By Sutton Travis

For more than 45 years, the Rockbridge Area Occupational Center was a place where people with disabilities could come together to work in a communal environment.

Now, RAOC is getting a new look – for both its services and its building. The center began changing its services on March 30.

Operations are now on hold, but Executive Director Willy Funkhouser says the halt in services is temporary.

“I think the one thing that we’re trying to get clear is that we’re not closing,” Funkhouser said. “The intent is that we’ll actually be able to support more people than we did in the past.”

RAOC formerly functioned in a sheltered workshop format. The clients, adults with disabilities, earned wages while working within the center in Buena Vista.

After the transition, RAOC will shift to providing supported employment in the community and day services for clients at its Buena Vista location. The center is expected to reopen in its new capacity in early July.

Funkhouser says the shift in services accommodates different types of clients.

“We wanted to go to this new model of employment,” he said, “but we also wanted to offer a service to those people who said they might not be ready for this new model of employment quite yet.”

The Rockbridge Area Occupational Center’s building is undergoing renovations to fit state regulations for day services programs.

RAOC’s supported employment program will help clients interested in working in the Rockbridge community to find job placements. Six of the center’s clients have expressed interest in the program.

Each client in the jobs program will complete an assessment and then be matched with a job coach. The job coaches will be responsible for helping clients decide which jobs they might be interested in. Possible jobs include waiting tables, stocking shelves in a grocery store or working as a receptionist.

Job coaches would work with selected businesses to secure a position for the clients, then help them acclimate to the working environment. As clients become more independent, Funkhouser said, the job coaches would rarely or no longer be needed.
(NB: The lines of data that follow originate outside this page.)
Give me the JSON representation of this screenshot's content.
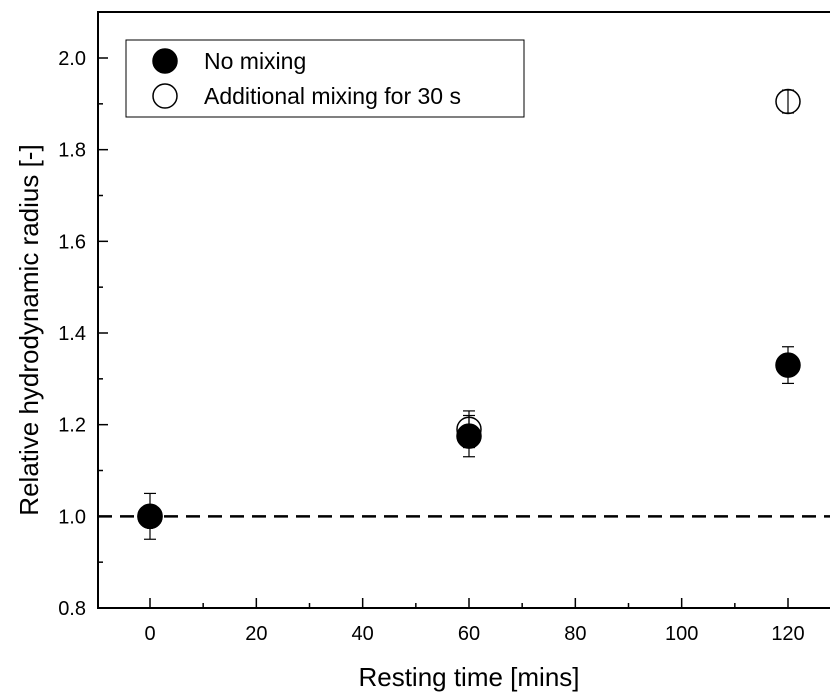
{
  "chart_data": {
    "type": "scatter",
    "title": "",
    "xlabel": "Resting time [mins]",
    "ylabel": "Relative hydrodynamic radius [-]",
    "xlim": [
      -10,
      128
    ],
    "ylim": [
      0.8,
      2.1
    ],
    "x_ticks": [
      0,
      20,
      40,
      60,
      80,
      100,
      120
    ],
    "x_tick_labels": [
      "0",
      "20",
      "40",
      "60",
      "80",
      "100",
      "120"
    ],
    "y_ticks": [
      0.8,
      1.0,
      1.2,
      1.4,
      1.6,
      1.8,
      2.0
    ],
    "y_tick_labels": [
      "0.8",
      "1.0",
      "1.2",
      "1.4",
      "1.6",
      "1.8",
      "2.0"
    ],
    "grid": false,
    "legend_position": "top-left",
    "reference_line": {
      "y": 1.0,
      "style": "dashed",
      "color": "#000000"
    },
    "series": [
      {
        "name": "No mixing",
        "marker": "filled-circle",
        "color": "#000000",
        "points": [
          {
            "x": 0,
            "y": 1.0,
            "err": 0.05
          },
          {
            "x": 60,
            "y": 1.175,
            "err": 0.045
          },
          {
            "x": 120,
            "y": 1.33,
            "err": 0.04
          }
        ]
      },
      {
        "name": "Additional mixing for 30 s",
        "marker": "open-circle",
        "color": "#000000",
        "points": [
          {
            "x": 0,
            "y": 1.0,
            "err": 0.02
          },
          {
            "x": 60,
            "y": 1.19,
            "err": 0.04
          },
          {
            "x": 120,
            "y": 1.905,
            "err": 0.025
          }
        ]
      }
    ]
  }
}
He said supported employment will better integrate clients into the Rockbridge community.

“The goal is to offer them the same opportunities that everybody else has. It’s the personal feelings; it’s the interaction with other people, the socialization of it.”

Brooke Peccie, a senior at Washington and Lee University, has volunteered with RAOC for nearly three years. She has mixed feelings about the organization’s transition.

“Some of them at RAOC are extremely excited about going into the community and working in an integrated environment, and I am so happy for those individuals,” Peccie said. “But I am worried for the future and for the happiness of those who aren’t able to do that work.”

That’s where the day services program comes in. Clients uninterested in or unable to meet the demands of employment will be able to return to the RAOC facility. The building is undergoing renovations to fit the Department of Social Services’ regulations for such programs.

But Peccie has reservations about this new program. She recalled a conversation with an RAOC client after learning about the coming change to day services.

“She looked at me, and she kind of whispered, ‘Day care, not for children, but for us,’” Peccie said. “That just really struck me, because obviously the word ‘day care’ is a little bit demeaning.”

In its sheltered workshop format before the transition, RAOC directly employed about 30 clients by subcontracting work from local businesses. Clients earned wages for work like repackaging and sorting items, manufacturing wire harnesses and making clay jewelry.

Funkhouser said RAOC became dependent on two businesses for subcontracting. One closed, and the other relocated to a different part of the country.

“Ninety percent of our income left us,” he said.

RAOC’s board of directors made the decision to stop workshop operations after an outside consulting company failed to help the organization secure more subcontracting work.

W&L sophomore Ella Rose volunteered at RAOC during the past semester. She is concerned about clients who will be returning to RAOC for the new day services program without the prospect of earning wages.

“Supported employment maybe won’t be best for everyone, and so then they’re coming back to a place where they don’t have anything to contribute,” Rose said.

Rose hopes to bring community interaction to the day services program by spearheading social activities. Her idea is based on a similar program for which she volunteered near her hometown, Chapel Hill, North Carolina.

“They get to make friends that aren’t paid to be with them and just be accepted into a broader community,” Rose said. “It’s the highlight of these people’s weeks.”

Maia Browning, chair of RAOC’s board of directors, said in an email that participation from student volunteers would be appreciated.

“Any input as to activities, programs or ways that service or social organizations and/or individual students would see themselves helping achieve our mission are most welcome,” Browning said.

Rose plans to incorporate her fellow W&L students into the social activities program, as well as students from Virginia Military Institute and Southern Virginia University.

Drawing from her own experiences and her current role as a Young Life leader, Rose hopes to further the level of community involvement by also bringing high school students into the program.

“I think start with building a core group of people that are able to experience the joys of hanging out with people with disabilities and see that as something that’s refreshing and life-giving,” Rose said. “I feel like the most important part of it is just having a community for people with disabilities to have friends.”